Selective binding of platelet factor 4 to regions of active
angiogenesis in vivo.
Hansell, Peter, Theodore E. Maione, Per Borgstr[diaeresis]om.
La Jolla Institute for Experimental Medicine, La Jolla, CA 92037,
USA Repligen Corporation, Cambridge, MA 02139, USA, Present address:
Department of Physiology & Medical Biophysics, Biomedical Center,
University of Uppsala, S-751 23 Uppsala, Sweden
APStracts 2:0130H, 1995.
In a previous study we suggested that rhPF4 preferentially binds in
vivo to regions of active angiogenesis/endothelial cell migration. To
test this hypothesis, binding of fluorescently labeled rhPF4 to newly
formed vessels was compared to that of the normal skin vasculature,
using syngeneic Langerhans islets as inducers of angiogenesis. Islets
were implanted in the dorsal skinfold chamber of the hamster and the
binding of rhPF4 was studied using intravital fluorescence
microscopy. Intra-arterially injected rhPF4 labeled, with high
intensity, the endothelium along newly formed vessels of the islets
(1,632 +/- 617 _m labeled vessel length per islet) and only on rare
occasions (1 +/- 2 site per cm2 skinfold) were short (62 +/- 48 _m)

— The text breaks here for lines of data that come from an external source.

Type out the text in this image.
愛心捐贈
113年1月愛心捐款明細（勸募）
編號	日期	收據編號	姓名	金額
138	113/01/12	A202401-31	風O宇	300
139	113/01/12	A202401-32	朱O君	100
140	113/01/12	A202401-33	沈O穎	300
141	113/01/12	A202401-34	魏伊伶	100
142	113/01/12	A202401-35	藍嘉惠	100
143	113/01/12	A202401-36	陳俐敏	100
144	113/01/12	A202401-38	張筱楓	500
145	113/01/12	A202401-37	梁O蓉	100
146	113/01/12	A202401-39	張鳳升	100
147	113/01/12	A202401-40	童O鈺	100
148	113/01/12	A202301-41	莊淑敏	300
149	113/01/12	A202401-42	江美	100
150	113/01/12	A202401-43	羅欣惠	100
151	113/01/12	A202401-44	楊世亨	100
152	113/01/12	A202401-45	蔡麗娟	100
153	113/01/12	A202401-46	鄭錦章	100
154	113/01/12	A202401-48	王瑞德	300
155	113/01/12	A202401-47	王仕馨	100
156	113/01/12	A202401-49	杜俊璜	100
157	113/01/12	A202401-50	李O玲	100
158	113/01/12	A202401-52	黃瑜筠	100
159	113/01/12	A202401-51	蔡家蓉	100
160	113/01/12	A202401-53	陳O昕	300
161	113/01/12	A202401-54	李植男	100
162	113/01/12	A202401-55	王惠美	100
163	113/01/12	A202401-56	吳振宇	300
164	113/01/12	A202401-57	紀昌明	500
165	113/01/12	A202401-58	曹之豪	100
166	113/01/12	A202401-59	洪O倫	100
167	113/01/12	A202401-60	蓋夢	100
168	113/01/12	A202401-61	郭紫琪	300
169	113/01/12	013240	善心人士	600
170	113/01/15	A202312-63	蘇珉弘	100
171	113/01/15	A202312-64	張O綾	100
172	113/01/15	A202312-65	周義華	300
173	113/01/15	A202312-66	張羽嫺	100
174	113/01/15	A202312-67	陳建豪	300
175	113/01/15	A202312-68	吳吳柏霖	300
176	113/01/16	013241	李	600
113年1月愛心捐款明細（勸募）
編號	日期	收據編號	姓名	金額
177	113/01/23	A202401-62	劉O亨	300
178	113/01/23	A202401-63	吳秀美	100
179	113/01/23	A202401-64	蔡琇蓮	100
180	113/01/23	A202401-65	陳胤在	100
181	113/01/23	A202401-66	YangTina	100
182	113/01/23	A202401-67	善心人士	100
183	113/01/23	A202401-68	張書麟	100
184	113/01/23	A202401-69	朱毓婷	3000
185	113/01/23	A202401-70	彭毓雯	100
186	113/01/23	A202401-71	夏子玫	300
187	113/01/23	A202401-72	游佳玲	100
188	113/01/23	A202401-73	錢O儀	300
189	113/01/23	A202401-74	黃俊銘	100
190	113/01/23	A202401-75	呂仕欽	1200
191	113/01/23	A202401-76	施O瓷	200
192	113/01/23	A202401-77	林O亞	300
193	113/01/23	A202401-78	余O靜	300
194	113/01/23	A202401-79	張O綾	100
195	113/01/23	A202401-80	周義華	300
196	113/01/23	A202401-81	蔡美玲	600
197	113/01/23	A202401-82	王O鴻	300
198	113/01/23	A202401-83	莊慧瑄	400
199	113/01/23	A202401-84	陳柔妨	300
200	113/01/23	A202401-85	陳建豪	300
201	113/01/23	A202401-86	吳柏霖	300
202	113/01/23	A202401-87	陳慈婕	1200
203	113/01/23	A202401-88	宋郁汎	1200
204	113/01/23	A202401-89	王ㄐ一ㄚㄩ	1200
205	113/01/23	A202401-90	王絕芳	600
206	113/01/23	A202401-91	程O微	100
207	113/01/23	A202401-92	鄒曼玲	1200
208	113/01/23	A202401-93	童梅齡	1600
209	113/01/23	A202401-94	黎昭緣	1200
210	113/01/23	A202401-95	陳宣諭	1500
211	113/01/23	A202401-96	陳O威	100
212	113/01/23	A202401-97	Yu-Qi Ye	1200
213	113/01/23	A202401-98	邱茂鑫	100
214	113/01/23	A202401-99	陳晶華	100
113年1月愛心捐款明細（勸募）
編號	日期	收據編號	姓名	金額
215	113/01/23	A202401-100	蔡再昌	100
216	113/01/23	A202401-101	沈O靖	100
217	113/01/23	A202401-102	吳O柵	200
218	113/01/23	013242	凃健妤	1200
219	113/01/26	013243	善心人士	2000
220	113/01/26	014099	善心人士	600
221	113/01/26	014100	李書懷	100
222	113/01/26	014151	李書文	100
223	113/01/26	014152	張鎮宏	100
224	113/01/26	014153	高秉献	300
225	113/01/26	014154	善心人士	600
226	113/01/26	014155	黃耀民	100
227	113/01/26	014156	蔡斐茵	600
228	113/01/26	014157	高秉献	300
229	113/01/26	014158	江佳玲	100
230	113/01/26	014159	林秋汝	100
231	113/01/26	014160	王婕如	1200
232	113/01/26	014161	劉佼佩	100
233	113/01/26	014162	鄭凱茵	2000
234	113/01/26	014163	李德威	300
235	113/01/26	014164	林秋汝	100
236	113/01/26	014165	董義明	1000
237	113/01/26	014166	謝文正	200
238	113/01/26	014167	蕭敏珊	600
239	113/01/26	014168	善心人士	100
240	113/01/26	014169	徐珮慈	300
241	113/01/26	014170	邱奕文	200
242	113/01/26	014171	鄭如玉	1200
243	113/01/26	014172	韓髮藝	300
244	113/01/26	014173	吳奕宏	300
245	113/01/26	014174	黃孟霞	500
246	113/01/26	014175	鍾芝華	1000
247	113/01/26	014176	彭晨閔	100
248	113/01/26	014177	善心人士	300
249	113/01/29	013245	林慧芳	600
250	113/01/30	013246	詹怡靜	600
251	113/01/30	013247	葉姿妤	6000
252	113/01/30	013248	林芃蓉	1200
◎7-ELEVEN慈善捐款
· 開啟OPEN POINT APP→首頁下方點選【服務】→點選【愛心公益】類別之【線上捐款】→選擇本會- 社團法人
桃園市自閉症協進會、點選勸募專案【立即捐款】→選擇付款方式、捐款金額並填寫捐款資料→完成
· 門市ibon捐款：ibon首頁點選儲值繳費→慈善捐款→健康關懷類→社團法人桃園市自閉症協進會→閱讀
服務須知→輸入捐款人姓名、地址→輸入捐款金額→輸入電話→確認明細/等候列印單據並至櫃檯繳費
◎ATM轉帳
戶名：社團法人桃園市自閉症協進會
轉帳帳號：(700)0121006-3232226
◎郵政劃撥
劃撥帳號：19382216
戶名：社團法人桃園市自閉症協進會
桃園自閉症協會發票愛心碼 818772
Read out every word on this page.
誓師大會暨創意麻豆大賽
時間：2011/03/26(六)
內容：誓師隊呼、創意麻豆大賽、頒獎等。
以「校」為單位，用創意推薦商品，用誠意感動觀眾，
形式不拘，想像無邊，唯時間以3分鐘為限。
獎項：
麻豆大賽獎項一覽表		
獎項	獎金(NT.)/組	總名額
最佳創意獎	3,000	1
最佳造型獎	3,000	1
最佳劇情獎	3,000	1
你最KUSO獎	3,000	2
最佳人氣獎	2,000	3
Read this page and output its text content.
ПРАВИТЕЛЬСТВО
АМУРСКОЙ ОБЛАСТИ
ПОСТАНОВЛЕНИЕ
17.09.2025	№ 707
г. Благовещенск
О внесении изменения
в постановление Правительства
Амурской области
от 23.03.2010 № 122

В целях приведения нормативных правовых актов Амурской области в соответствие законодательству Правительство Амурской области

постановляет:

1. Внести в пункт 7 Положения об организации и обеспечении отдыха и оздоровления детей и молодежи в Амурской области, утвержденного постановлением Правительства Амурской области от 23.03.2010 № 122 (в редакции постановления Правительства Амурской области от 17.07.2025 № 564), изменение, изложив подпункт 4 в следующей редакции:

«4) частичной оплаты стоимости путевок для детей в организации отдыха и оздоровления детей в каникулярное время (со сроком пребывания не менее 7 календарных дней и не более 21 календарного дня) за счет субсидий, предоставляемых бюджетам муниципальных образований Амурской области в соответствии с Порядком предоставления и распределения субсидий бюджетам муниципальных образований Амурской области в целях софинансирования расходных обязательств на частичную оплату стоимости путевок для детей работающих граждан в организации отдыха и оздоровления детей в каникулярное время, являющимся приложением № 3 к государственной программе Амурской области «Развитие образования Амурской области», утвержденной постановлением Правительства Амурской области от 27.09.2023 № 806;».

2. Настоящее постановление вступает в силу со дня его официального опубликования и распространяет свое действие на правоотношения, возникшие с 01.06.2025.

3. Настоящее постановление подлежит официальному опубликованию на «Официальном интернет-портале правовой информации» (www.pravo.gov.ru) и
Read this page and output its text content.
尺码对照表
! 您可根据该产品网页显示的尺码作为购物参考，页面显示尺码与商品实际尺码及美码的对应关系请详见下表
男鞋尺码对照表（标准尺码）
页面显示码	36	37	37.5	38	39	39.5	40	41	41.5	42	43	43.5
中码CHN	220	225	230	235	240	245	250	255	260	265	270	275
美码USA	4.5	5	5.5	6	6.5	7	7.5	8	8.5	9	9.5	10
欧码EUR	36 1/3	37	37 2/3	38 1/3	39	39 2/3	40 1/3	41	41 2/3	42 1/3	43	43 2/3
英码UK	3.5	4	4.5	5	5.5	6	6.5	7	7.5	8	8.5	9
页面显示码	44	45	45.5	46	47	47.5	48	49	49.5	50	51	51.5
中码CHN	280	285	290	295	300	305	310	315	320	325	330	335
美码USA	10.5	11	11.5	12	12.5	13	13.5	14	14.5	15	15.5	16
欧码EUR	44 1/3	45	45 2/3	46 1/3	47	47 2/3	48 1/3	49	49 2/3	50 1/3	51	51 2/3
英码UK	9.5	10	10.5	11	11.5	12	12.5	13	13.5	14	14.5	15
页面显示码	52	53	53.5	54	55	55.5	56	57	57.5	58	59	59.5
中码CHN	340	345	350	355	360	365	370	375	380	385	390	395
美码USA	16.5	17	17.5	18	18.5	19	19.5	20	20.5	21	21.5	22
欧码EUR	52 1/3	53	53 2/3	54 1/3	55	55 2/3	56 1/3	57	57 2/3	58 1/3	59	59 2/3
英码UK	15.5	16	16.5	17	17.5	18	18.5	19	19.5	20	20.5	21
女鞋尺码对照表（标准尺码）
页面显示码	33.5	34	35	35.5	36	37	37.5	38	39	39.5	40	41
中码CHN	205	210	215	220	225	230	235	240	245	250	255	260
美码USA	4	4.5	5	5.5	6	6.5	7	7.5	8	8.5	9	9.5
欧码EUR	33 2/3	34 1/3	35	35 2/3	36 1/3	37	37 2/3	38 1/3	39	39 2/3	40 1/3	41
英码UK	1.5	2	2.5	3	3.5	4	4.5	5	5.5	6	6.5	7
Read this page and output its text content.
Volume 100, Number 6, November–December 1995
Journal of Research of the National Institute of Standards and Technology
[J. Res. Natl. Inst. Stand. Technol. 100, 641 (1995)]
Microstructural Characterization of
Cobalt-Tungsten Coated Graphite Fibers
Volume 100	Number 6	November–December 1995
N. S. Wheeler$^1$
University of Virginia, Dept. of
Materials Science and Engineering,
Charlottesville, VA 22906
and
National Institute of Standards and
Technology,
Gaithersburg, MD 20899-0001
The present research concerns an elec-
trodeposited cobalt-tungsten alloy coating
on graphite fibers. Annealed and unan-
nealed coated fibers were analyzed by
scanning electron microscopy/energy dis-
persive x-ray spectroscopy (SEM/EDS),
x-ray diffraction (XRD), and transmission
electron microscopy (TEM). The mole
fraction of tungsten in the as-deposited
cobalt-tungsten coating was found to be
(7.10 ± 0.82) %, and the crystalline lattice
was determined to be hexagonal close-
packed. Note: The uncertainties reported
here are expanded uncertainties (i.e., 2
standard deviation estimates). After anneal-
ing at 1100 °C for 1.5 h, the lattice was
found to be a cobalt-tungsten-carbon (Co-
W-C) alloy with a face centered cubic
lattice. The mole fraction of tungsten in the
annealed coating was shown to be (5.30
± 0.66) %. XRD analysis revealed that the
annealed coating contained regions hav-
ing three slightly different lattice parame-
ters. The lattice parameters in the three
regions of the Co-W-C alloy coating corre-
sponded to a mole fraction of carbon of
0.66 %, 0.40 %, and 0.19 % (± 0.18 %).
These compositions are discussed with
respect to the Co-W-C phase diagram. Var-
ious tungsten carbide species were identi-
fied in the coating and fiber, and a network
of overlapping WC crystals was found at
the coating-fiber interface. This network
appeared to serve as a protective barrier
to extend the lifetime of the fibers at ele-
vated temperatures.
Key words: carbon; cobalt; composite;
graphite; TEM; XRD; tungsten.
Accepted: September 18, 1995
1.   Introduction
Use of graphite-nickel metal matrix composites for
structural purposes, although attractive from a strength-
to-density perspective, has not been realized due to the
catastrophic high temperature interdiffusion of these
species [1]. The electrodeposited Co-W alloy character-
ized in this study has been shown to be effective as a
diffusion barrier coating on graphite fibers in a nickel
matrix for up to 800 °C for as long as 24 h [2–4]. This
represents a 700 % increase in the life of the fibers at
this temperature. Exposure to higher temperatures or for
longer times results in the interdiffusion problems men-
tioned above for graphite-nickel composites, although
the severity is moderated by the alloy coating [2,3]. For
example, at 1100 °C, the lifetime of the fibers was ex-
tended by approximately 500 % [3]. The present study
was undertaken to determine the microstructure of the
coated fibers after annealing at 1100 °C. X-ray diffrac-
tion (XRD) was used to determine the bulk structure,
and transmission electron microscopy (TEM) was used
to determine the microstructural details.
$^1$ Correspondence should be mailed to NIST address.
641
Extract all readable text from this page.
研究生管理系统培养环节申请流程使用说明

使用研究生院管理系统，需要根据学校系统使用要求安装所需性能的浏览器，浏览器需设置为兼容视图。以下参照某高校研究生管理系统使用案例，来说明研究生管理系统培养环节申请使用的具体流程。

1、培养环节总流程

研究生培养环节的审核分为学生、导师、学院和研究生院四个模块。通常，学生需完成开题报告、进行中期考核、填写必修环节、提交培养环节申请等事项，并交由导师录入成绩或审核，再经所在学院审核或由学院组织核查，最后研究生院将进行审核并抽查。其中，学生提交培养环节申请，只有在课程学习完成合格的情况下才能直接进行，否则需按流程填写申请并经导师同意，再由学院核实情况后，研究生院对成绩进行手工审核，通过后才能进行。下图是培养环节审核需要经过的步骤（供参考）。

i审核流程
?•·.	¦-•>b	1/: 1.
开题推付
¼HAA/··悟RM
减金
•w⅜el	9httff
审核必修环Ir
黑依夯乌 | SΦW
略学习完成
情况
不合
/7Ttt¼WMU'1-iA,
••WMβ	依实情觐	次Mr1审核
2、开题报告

intense labeled sites found in the normal vasculature of the
skinfold. Heparin could displace most of the label if injected within
10 min after the rhPF4-injection but not 30 min after. In conclusion,
rhPF4 preferentially binds to regions of active angiogenesis in vivo.
Upon binding, rhPF4 is internalized as judged from a decreasing
heparin sensitivity with time after rhPF4 injection. The infrequent
rhPF4 labeling sites in the normal skin vasculature most likely
represent regions of newly formed cells/migration, i.e. normal
endothelial turnover, supporting our previous findings demonstrating
that the occurrence of such regions is rare in the normal
microvasculature. Furthermore, in spite of the previously
demonstrated short half-life in plasma, systemically injected rhPF4
will target regions regions of angiogenesis with high affinity
thereby facilitating the anti-angiogenic effect of PF4.
Received 25 January 1995; accepted in final form 10 March 1995.
APS Manuscript Number H72-5.
Article publication pending Am. J. Physiol. (Heart Circ. Physiology).
ISSN 1080-4757 Copyright 1995 The American Physiological Society.
Published in APStracts on 10 April 1995.